Consider Advanced Micro Devices (NYSE:AMD). I recommended this Californian semiconductor maker in Wealth Daily over two years ago, when the company was gaining on giant rival Intel (NYSE:INTC). AMD had cemented an innovation strategy that made heavy use of cooperation with institutions like China’s Peking University and involvement in the ambitious One Laptop Per Child program to deliver computers to poor children in developing countries.
Then AMD sputtered, and Intel reasserted its dominance over the microchip sector with hot new deals with Apple and new momentum in emerging markets.
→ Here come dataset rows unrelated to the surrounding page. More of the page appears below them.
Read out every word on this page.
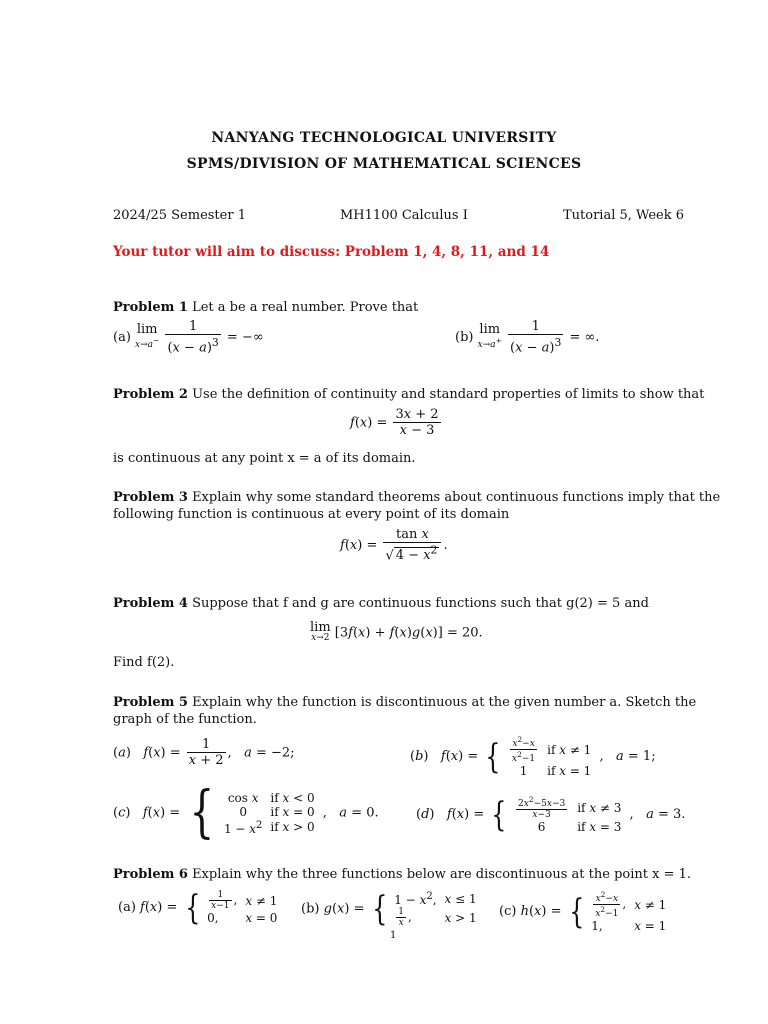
NANYANG TECHNOLOGICAL UNIVERSITY
SPMS/DIVISION OF MATHEMATICAL SCIENCES
2024/25 Semester 1	MH1100 Calculus I	Tutorial 5, Week 6
Your tutor will aim to discuss: Problem 1, 4, 8, 11, and 14
Problem 1 Let a be a real number. Prove that
(a) lim
x→a−
$\frac{1}{(x - a)^3}$ = −∞	(b) lim
x→a+
$\frac{1}{(x - a)^3}$ = ∞.
Problem 2 Use the definition of continuity and standard properties of limits to show that
$f(x) = \frac{3x + 2}{x - 3}$
is continuous at any point x = a of its domain.
Problem 3 Explain why some standard theorems about continuous functions imply that the
following function is continuous at every point of its domain
$f(x) = \frac{\text{tan x}}{√ 4 - x^2}$ .
Problem 4 Suppose that f and g are continuous functions such that g(2) = 5 and
lim
x→2 [3f(x) + f(x)g(x)] = 20.
Find f(2).
Problem 5 Explain why the function is discontinuous at the given number a. Sketch the
graph of the function.
(a)   $f(x) = \frac{1}{x + 2}$ ,   a = −2;	(b)   f(x) = { $\frac{x^2-x}{x^2-1}$	if x ≠ 1
1	if x = 1
,   a = 1;
(c)   f(x) = { cos x	if x < 0
0	if x = 0
$1 - x^2$	if x > 0
,   a = 0.	(d)   f(x) = { $\frac{2x^2-5x-3}{x-3}$	if x ≠ 3
6	if x = 3
,   a = 3.
Problem 6 Explain why the three functions below are discontinuous at the point x = 1.
(a) f(x) = { $\frac{1}{x-1}$ ,	x ≠ 1
0,	x = 0
(b) g(x) = { $1 - x^2$,	x ≤ 1

$\frac{1}{x}$ ,	x > 1 (c) h(x) = { $\frac{x^2-x}{x^2-1}$ ,	x ≠ 1
1,	x = 1
1
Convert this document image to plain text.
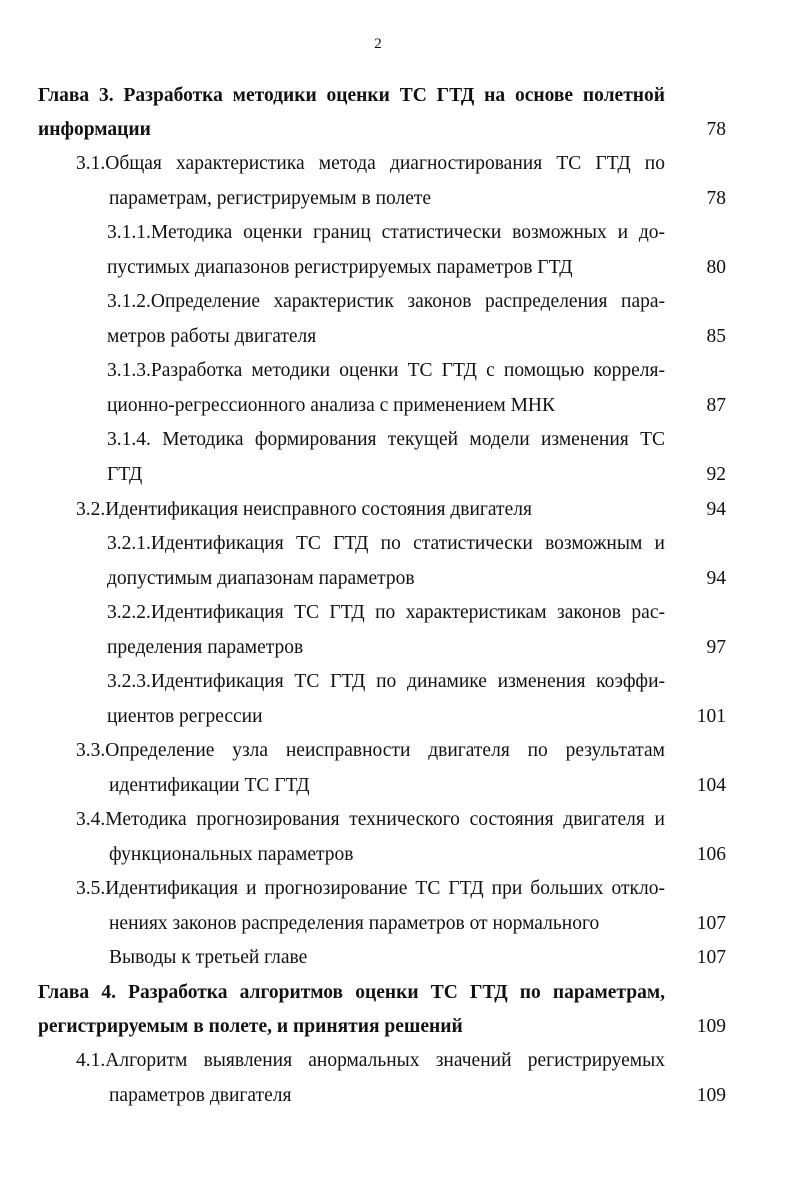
2
Глава 3. Разработка методики оценки ТС ГТД на основе полетной
информации	78
3.1.Общая характеристика метода диагностирования ТС ГТД по
параметрам, регистрируемым в полете	78
3.1.1.Методика оценки границ статистически возможных и до-
пустимых диапазонов регистрируемых параметров ГТД	80
3.1.2.Определение характеристик законов распределения пара-
метров работы двигателя	85
3.1.3.Разработка методики оценки ТС ГТД с помощью корреля-
ционно-регрессионного анализа с применением МНК	87
3.1.4. Методика формирования текущей модели изменения ТС
ГТД	92
3.2.Идентификация неисправного состояния двигателя	94
3.2.1.Идентификация ТС ГТД по статистически возможным и
допустимым диапазонам параметров	94
3.2.2.Идентификация ТС ГТД по характеристикам законов рас-
пределения параметров	97
3.2.3.Идентификация ТС ГТД по динамике изменения коэффи-
циентов регрессии	101
3.3.Определение узла неисправности двигателя по результатам
идентификации ТС ГТД	104
3.4.Методика прогнозирования технического состояния двигателя и
функциональных параметров	106
3.5.Идентификация и прогнозирование ТС ГТД при больших откло-
нениях законов распределения параметров от нормального	107
Выводы к третьей главе	107
Глава 4. Разработка алгоритмов оценки ТС ГТД по параметрам,
регистрируемым в полете, и принятия решений	109
4.1.Алгоритм выявления анормальных значений регистрируемых
параметров двигателя	109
We pulled a 74% gain on AMD before it topped out in February 2006. Since that time its share price has dropped from over $40 to just over $5.50. Ouch.
But on January 9, AMD started to pull up. It’s added almost 25% in short-term upside in just under two weeks. What happened? It’s all relative with these two companies, as with the broader market at the start of 2008.
AMD shareholders smiled a little when they saw Intel gap down 12% on Wednesday, January 16, if only because of the schadenfreude of seeing your enemy stumble. Intel’s fourth-quarter profit hit 38 cents per share versus 26 CPS the year before. That’s great, right? Not if you know how Wall Street expectations work. The consensus among analysts polled by Thomson Financial was that Intel should report 40 cents per share, and the gap between forecast and reality led these soothsayers to draw some dire conclusions about the sector.
Retail sales are off, the market is now turning towards a legitimately bearish 20% drop, and industry watchers see demand for microprocessors falling hard in the coming months (or years).
AMD investors didn’t just smile a little on Wednesday when Intel’s disappointing earnings came out. They smiled a lot when the afternoon brought a 9% jump in AMD shares as INTC shareholders flocked to the underdog.
Then AMD picked up some more steam Thursday on their quarterly earnings announcement. Again, market psychology is huge here.
AMD shares have been heaped onto dump trucks and taken to the landfill over the past year. The departure of the company’s chief marketing officer during the launch period of AMD’s quad-core Barcelona chip, which was supposed to re-establish competitive advantage over Intel and get the company back on track, was highly disturbing.
So Thursday, analysts braced for the worst, expecting a 36 CPS loss. Instead, they got a loss of 17 cents per share.
Hooray, I guess? AMD shares popped again by double-digits as of midday on Friday, showing that we are truly scraping the bottom of the barrel for market optimism.
AMD and Intel show that there is still room to play this market for big gains in a short time period (in Intel’s case, by shorting the stock).
The question is whether anyone wants to go long on anything in technology in ’08.